Lars Ingebrigtsen <larsi@gnus.org> writes:

> Lennart Borgman <lennart.borgman@gmail.com> writes:
>
>> Shift-select in cua-mode does not work in org-mode although
>> org-replace-disputed-keys is t, org-disputed-keys are set for shift
>> arrow keys and org-support-shift-select is always
>
> Is this problem still present in Emacs 24.3?

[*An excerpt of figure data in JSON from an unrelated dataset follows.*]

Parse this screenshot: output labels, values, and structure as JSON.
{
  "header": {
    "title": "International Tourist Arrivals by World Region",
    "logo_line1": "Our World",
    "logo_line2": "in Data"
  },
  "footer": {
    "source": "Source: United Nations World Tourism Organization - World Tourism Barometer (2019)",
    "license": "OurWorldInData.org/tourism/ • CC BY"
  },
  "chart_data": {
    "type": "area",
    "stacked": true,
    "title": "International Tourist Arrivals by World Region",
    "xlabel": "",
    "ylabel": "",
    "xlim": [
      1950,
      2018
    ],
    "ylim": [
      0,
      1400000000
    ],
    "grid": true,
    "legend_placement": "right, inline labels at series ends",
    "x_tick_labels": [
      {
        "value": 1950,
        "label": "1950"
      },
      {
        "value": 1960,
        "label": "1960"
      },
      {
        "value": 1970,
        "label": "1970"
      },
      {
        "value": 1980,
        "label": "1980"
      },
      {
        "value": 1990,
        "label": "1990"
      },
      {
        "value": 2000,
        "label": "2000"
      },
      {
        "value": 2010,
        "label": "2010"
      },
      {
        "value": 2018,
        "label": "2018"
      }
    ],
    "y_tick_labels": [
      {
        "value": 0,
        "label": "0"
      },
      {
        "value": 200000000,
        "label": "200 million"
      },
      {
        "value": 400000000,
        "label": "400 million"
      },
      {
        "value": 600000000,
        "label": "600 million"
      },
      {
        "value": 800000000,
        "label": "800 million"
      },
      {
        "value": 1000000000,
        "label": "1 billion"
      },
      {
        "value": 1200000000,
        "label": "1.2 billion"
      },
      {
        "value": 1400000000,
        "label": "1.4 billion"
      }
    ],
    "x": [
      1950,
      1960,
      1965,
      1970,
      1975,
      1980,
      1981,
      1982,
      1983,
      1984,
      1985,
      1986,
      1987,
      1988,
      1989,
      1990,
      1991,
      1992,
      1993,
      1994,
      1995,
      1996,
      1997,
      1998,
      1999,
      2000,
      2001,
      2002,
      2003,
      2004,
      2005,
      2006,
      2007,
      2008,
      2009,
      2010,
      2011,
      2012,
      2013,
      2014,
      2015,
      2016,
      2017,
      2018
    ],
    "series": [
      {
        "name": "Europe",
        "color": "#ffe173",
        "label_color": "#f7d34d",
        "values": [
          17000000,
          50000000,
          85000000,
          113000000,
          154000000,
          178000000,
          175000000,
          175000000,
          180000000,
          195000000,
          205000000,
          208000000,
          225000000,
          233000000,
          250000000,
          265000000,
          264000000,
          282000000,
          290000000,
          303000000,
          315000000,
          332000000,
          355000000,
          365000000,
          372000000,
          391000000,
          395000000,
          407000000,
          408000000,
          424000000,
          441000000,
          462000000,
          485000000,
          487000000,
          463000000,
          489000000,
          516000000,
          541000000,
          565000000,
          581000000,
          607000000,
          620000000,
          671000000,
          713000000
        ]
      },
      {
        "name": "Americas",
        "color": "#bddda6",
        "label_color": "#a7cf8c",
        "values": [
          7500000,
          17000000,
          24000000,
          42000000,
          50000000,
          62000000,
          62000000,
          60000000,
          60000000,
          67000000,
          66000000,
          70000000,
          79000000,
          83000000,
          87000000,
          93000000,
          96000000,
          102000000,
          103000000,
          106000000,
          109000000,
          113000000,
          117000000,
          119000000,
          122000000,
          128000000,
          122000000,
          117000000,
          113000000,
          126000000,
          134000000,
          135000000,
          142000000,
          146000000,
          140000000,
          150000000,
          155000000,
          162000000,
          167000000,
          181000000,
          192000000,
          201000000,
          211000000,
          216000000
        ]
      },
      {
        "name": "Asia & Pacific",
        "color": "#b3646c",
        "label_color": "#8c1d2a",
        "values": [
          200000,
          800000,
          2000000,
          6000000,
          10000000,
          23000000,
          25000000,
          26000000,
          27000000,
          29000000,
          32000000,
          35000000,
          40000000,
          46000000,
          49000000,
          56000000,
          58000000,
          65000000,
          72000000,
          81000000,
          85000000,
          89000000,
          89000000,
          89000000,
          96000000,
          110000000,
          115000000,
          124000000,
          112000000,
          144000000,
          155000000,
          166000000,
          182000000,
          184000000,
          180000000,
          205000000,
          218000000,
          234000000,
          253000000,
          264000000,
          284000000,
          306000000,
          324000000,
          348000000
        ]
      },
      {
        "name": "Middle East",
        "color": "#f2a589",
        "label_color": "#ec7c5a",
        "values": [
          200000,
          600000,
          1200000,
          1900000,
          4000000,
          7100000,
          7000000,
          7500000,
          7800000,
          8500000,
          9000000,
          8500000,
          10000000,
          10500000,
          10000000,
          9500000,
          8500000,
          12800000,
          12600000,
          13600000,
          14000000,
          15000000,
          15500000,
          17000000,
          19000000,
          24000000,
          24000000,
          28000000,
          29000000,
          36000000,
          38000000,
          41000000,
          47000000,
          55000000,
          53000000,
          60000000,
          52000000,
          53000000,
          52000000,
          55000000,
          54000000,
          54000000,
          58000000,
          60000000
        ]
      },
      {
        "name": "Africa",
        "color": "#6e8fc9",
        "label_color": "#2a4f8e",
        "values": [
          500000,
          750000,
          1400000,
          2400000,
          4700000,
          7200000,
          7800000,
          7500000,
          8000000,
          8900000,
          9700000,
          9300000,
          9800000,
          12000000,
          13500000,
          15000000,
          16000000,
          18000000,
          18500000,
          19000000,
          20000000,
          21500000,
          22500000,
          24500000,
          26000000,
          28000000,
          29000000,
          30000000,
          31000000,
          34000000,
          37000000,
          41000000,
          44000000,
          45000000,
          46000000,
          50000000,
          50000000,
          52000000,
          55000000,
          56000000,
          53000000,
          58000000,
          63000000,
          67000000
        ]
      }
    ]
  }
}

Naturally I can't answer for the OP (and I don't know about disputed
keys) but I can report that in general this problem persists in Emacs
24.3.

On GNU Emacs 24.3.1 [1], shift select does not work in org mode. I'm not
certain this is a bug, as my understanding is that the org authors did
not design it to work with shift select?

In any case, I use a very simple workaround which makes shift select
work just fine in org mode; I've never had any problems with it. It
looks like this (Note: It is of unknown provenance, aside from the
attribution in the comment.):

;; This snippit from jisang-yoo on reddit to enable shift select in org
;; mode when cua-mode is on.
(eval-after-load "org"
    '(progn
       (eval-after-load "cua-base"
         '(progn
            (defadvice org-call-for-shift-select (before
            org-call-for-shift-select-cua activate)
              (if (and cua-mode
                       org-support-shift-select (not (use-region-p)))
                  (cua-set-mark)))))))
;; End jisang-yoo snippit

With this in my org settings, I have no problems with shift select
except that you cannot start a selection on a timestamp (because shift
with cursor keys adjusts timestamps), but I've learnt to automatically
start my selection from the end of the line above the timestamp so I
don't have any problems.

I hope this information is of some use.

[1] GNU Emacs 24.3.1 (x86_64-redhat-linux-gnu, GTK+ Version 3.8.2) of
2013-08-14 on buildvm-15.phx2.fedoraproject.org


Thanks Jason. I can't test now myself.

I think this problem illustrates very well why cua-mode must be made a first class citizen in Emacs. Without that problems like this are showing up for beginners.